Condition diabetes mellitus, type 1
Treatment hydrolysed vs nonhydrolysed infant formula vs breast feeding
Phase phase 2
Sponsor Children's Hospital of Eastern Ontario
Collaborator US Congress
Start date March 2002
End date February 2017
Trial size 2032 participants
Trial identifier NCT00179777, MCT-49395, U01 HD40364, U01 HD42444

Summary

The Trial to Reduce IDDM in the Genetically at Risk (TRIGR) is an international effort to conduct a primary prevention nutrition trial for type 1 (insulin-dependent) diabetes. The TRIGR study is targeted at newborns who are at genetic risk for type 1 diabetes because their mother, father and/or full sibling has type 1 diabetes. All families are encouraged to breast feed their infants for as long as possible. Prior to birth, the child is randomly assigned to receive one of two infant formulas, should formula be required prior to 8 months of age.
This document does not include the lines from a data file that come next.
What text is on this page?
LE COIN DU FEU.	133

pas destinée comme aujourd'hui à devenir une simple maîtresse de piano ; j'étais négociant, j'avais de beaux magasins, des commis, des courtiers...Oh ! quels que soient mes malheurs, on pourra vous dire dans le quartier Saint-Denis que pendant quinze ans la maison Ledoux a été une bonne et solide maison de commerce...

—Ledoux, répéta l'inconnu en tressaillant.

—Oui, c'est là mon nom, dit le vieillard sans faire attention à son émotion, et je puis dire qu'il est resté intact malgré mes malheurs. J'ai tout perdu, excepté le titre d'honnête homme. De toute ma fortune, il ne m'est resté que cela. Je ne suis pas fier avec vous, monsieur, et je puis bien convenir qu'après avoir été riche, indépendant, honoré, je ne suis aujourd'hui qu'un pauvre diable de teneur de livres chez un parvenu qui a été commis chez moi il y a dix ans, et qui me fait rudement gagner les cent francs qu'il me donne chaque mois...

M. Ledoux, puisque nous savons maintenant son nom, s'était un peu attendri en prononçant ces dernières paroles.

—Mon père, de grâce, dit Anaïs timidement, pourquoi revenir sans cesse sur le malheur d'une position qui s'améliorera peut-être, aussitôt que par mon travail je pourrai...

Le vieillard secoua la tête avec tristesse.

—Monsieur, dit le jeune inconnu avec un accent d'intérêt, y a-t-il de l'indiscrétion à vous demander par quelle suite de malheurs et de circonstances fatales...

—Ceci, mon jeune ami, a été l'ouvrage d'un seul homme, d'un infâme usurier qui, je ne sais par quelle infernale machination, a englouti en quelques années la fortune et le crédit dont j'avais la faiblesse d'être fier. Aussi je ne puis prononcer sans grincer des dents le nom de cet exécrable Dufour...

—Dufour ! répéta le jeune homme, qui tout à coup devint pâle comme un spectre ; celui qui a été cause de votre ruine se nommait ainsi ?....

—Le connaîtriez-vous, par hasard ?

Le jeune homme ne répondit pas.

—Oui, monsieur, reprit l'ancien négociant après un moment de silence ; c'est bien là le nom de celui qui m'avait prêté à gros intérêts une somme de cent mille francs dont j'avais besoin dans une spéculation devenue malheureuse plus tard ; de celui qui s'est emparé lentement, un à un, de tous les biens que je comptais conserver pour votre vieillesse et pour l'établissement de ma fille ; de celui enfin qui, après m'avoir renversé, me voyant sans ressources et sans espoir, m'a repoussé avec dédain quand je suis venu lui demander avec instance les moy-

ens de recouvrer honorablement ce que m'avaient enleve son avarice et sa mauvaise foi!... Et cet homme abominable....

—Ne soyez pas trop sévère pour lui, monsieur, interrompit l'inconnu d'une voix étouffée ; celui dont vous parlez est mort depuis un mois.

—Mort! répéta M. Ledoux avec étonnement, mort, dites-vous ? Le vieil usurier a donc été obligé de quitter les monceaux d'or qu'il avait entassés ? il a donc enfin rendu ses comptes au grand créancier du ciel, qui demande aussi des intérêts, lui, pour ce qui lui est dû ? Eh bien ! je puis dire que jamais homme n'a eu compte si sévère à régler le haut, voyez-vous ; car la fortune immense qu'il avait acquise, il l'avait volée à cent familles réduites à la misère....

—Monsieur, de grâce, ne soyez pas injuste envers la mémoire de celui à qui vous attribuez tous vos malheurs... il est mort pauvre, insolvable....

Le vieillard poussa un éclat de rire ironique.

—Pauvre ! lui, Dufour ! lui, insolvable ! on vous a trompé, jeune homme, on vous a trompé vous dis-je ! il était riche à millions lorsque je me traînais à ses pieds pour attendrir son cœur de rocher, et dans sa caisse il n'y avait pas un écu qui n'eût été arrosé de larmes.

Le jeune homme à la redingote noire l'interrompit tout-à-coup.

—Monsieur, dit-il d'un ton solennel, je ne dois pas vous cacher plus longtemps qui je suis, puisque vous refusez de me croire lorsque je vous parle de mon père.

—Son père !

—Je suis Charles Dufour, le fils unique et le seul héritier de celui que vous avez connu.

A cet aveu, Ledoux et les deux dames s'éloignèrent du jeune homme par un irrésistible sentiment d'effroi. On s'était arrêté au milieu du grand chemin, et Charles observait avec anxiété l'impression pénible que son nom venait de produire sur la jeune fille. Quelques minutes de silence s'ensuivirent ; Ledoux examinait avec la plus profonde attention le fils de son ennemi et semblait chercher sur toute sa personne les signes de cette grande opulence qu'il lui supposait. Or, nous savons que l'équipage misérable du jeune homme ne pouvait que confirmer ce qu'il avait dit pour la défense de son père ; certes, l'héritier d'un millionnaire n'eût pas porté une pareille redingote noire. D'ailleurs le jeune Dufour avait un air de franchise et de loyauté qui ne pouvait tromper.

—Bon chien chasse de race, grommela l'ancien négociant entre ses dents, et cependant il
The study will determine whether weaning to a possibly protective infant formula decreases these children's chances of developing diabetes - as it does in the animal models for diabetes.
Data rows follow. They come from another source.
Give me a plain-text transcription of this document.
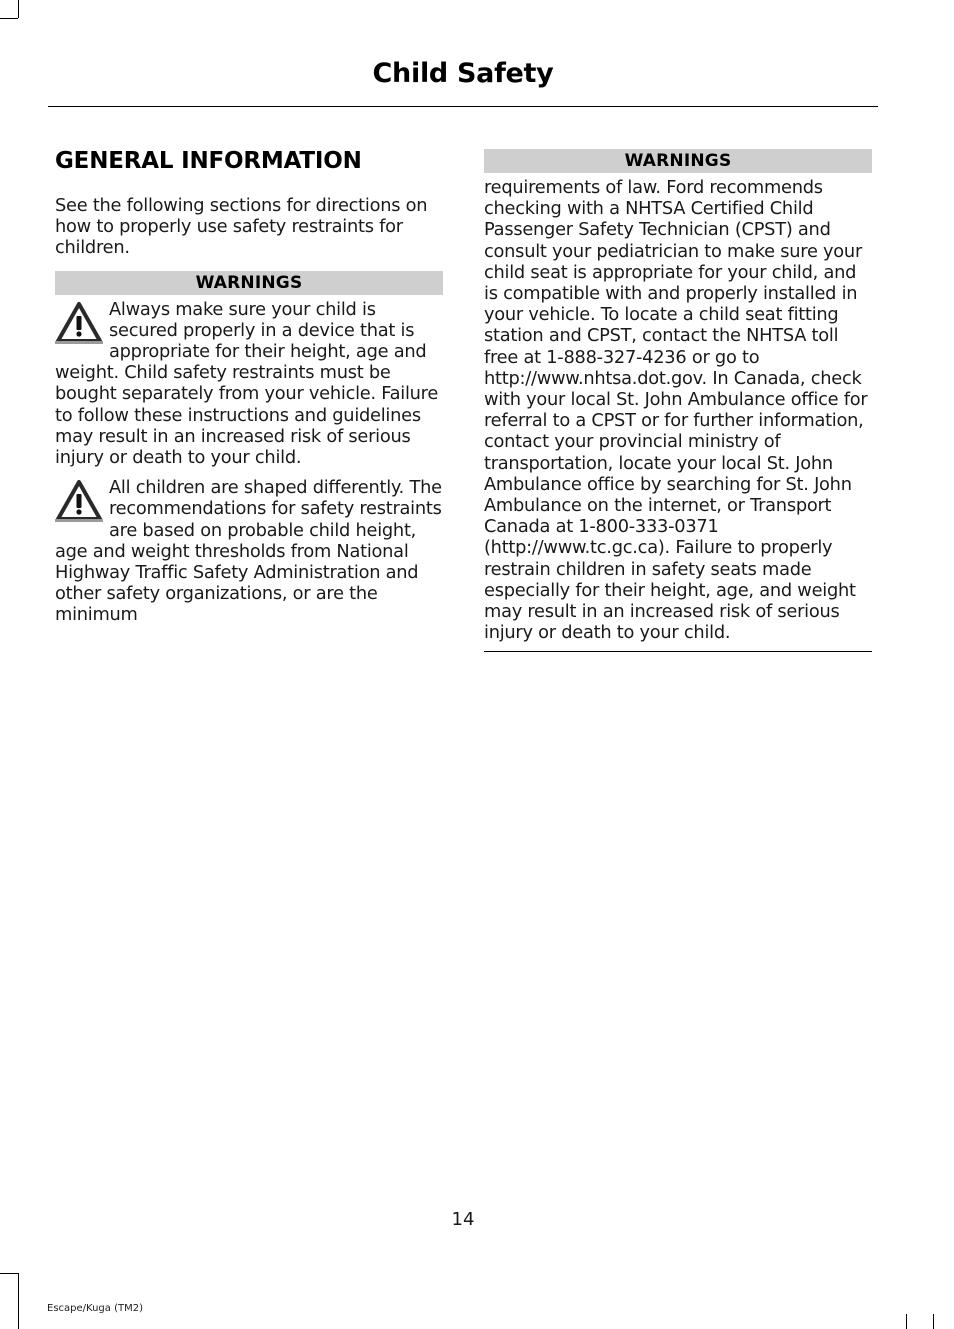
Child Safety
GENERAL INFORMATION

See the following sections for directions on how to properly use safety restraints for children.

WARNINGS

Always make sure your child is secured properly in a device that is appropriate for their height, age and weight. Child safety restraints must be bought separately from your vehicle. Failure to follow these instructions and guidelines may result in an increased risk of serious injury or death to your child.

All children are shaped differently. The recommendations for safety restraints are based on probable child height, age and weight thresholds from National Highway Traffic Safety Administration and other safety organizations, or are the minimum

WARNINGS

requirements of law. Ford recommends checking with a NHTSA Certified Child Passenger Safety Technician (CPST) and consult your pediatrician to make sure your child seat is appropriate for your child, and is compatible with and properly installed in your vehicle. To locate a child seat fitting station and CPST, contact the NHTSA toll free at 1-888-327-4236 or go to http://www.nhtsa.dot.gov. In Canada, check with your local St. John Ambulance office for referral to a CPST or for further information, contact your provincial ministry of transportation, locate your local St. John Ambulance office by searching for St. John Ambulance on the internet, or Transport Canada at 1-800-333-0371 (http://www.tc.gc.ca). Failure to properly restrain children in safety seats made especially for their height, age, and weight may result in an increased risk of serious injury or death to your child.

14
Escape/Kuga (TM2)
United States No locations recruiting
Other Countries No locations recruiting

Study Design

Allocation randomized
Endpoint classification safety/efficacy study
Intervention model parallel assignment
Masking double blind (subject, caregiver, investigator, outcomes assessor)
Primary purpose prevention

Primary Outcomes

Measure
Type 1 diabetes mellitus assessed by (1) blood glucose and HbA1c at 12 and 18 months of age, and annually from age 2 to 10 years, and (2) oral glucose tolerance test at 6 and 10 years of age.
time frame: 12 and 18 months and annually from 2 to 10 years

Secondary Outcomes

Measure
Diabetes associated islet antibodies (ICA, IAA, GADA, IA-2A) at 3, 6, 9, 12 and 18 months of age, and annually from age 2 to 10 years
time frame: 3, 6, 9, 12, 18 months and annually from 2 to 10 years

Eligibility Criteria

Male or female participants up to 7 days old.
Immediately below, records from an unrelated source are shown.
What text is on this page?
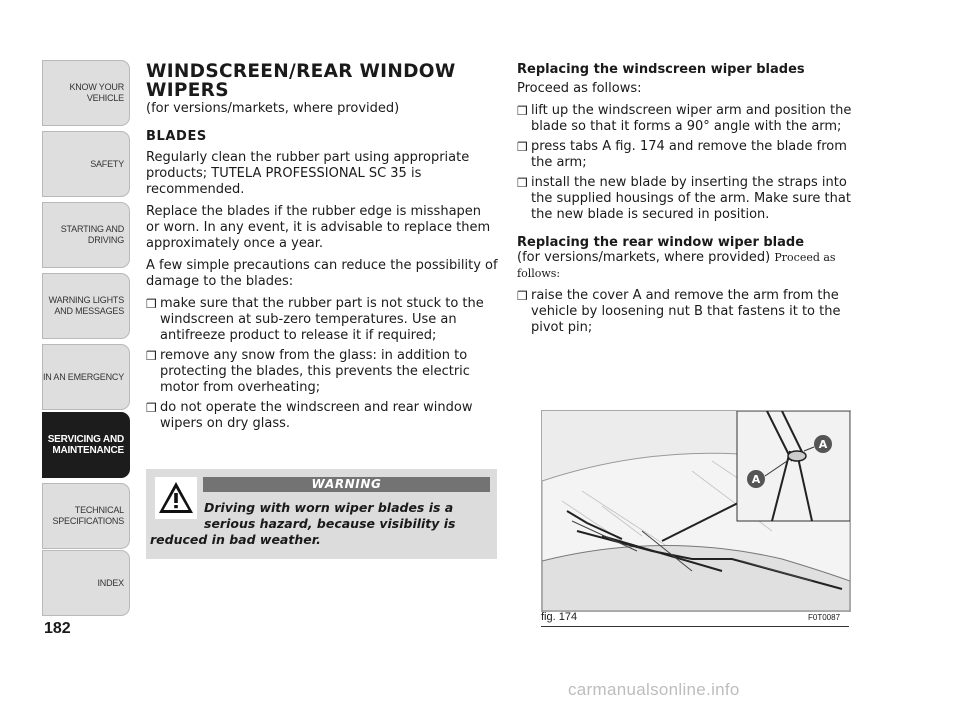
KNOW YOUR
VEHICLE
SAFETY
STARTING AND
DRIVING
WARNING LIGHTS
AND MESSAGES
IN AN EMERGENCY
SERVICING AND
MAINTENANCE
TECHNICAL
SPECIFICATIONS
INDEX
182
WINDSCREEN/REAR WINDOW
WIPERS
(for versions/markets, where provided)
BLADES

Regularly clean the rubber part using appropriate products; TUTELA PROFESSIONAL SC 35 is recommended.

Replace the blades if the rubber edge is misshapen or worn. In any event, it is advisable to replace them approximately once a year.

A few simple precautions can reduce the possibility of damage to the blades:

❒ make sure that the rubber part is not stuck to the windscreen at sub-zero temperatures. Use an antifreeze product to release it if required;
❒ remove any snow from the glass: in addition to protecting the blades, this prevents the electric motor from overheating;
❒ do not operate the windscreen and rear window wipers on dry glass.
WARNING
Driving with worn wiper blades is a
serious hazard, because visibility is
reduced in bad weather.
Replacing the windscreen wiper blades

Proceed as follows:

❒ lift up the windscreen wiper arm and position the blade so that it forms a 90° angle with the arm;
❒ press tabs A fig. 174 and remove the blade from the arm;
❒ install the new blade by inserting the straps into the supplied housings of the arm. Make sure that the new blade is secured in position.
Replacing the rear window wiper blade

(for versions/markets, where provided) Proceed as
follows:

❒ raise the cover A and remove the arm from the vehicle by loosening nut B that fastens it to the pivot pin;
A
A
fig. 174	F0T0087
carmanualsonline.info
Inclusion Criteria: - Biological parent and/or full (not half) sibling of the newborn infant has type 1 diabetes as defined by the World Health Organization - The infant's parent or legal guardians give signed consent to participate Exclusion Criteria: - An older sibling of the newborn infant has been included in the TRIGR intervention - Multiple gestation - The parents are unwilling or unable to feed the infant cow's milk based products for any reason (e.g., religious, cultural). - The newborn infant has a recognizable severe illness such as those due to chromosomal abnormality, congenital malformation, respiratory failure needing assisted ventilation, enzyme deficiencies, etc. - The gestational age of the newborn infant is less than 35 weeks. - The infant is older than 7 days at randomization. - Inability of the family to take part in the study (e.g. the family has no access to any of the Study Centers, the family has no telephone). - The infant has received any infant formula other than Nutramigen prior to randomization. - No HLA sample drawn before the age of 8 days.

Additional Information

Official title TRIGR - Trial to Reduce IDDM in the Genetically at Risk
Principal investigator Hans K Akerblom, MD
Description The hypothesis for this study is that weaning to an extensively hydrolyzed infant formula will decrease the incidence of type 1 diabetes in subjects with risk-associated HLA genotypes and a first degree relative with type 1 diabetes, as it does in all relevant animal models for the disease. Specific Aims: I.a: To determine if weaning to a case in hydrolysate infant formula reduces the frequency of diabetes-predictive auto-antibodies in subjects with risk-associated HLA genotype and a first degree relative with type 1 diabetes (mother, father and/or full sibling). I-b: To determine if weaning to a casein hydrolysate infant formula reduces the frequency of clinical diabetes in subjects with risk-associated HLA genotype and an affected first degree relative. A secondary aim is to determine relationships between cow's milk antibodies, a measure of cow's milk exposure, and diabetes-associated auto-antibodies. The mother of the unborn child is recruited during pregnancy. Randomization to one of two infant formulas takes place before birth (after 35 weeks gestation) or immediately after birth. Experimental Arm: Use of extensively hydrolysed cow's milk based infant formula when needed in supplementation or substitution for breast milk through 6-8 months from birth. Control Arm: Use of non-hydrolysed cow's milk based infant formula when needed in supplementation or substitution for breast milk through 6-8 months from birth. All families are encouraged to breast feed their infants for as long as possible. The study infant formula is only used if exclusive breast feeding ceases before 8 months of age. Cord blood for genotyping is obtained at birth, or failing that from a heel prick by 7 days of age. Only subjects with genotypes indicating increased genetic risk for type 1 diabetes remain in the intervention trial. All other subjects are withdrawn from the study. All subjects will be followed for 10 years.
Trial information was received from ClinicalTrials.gov and was last updated in February 2014.
Information provided to ClinicalTrials.gov by Children's Hospital of Eastern Ontario.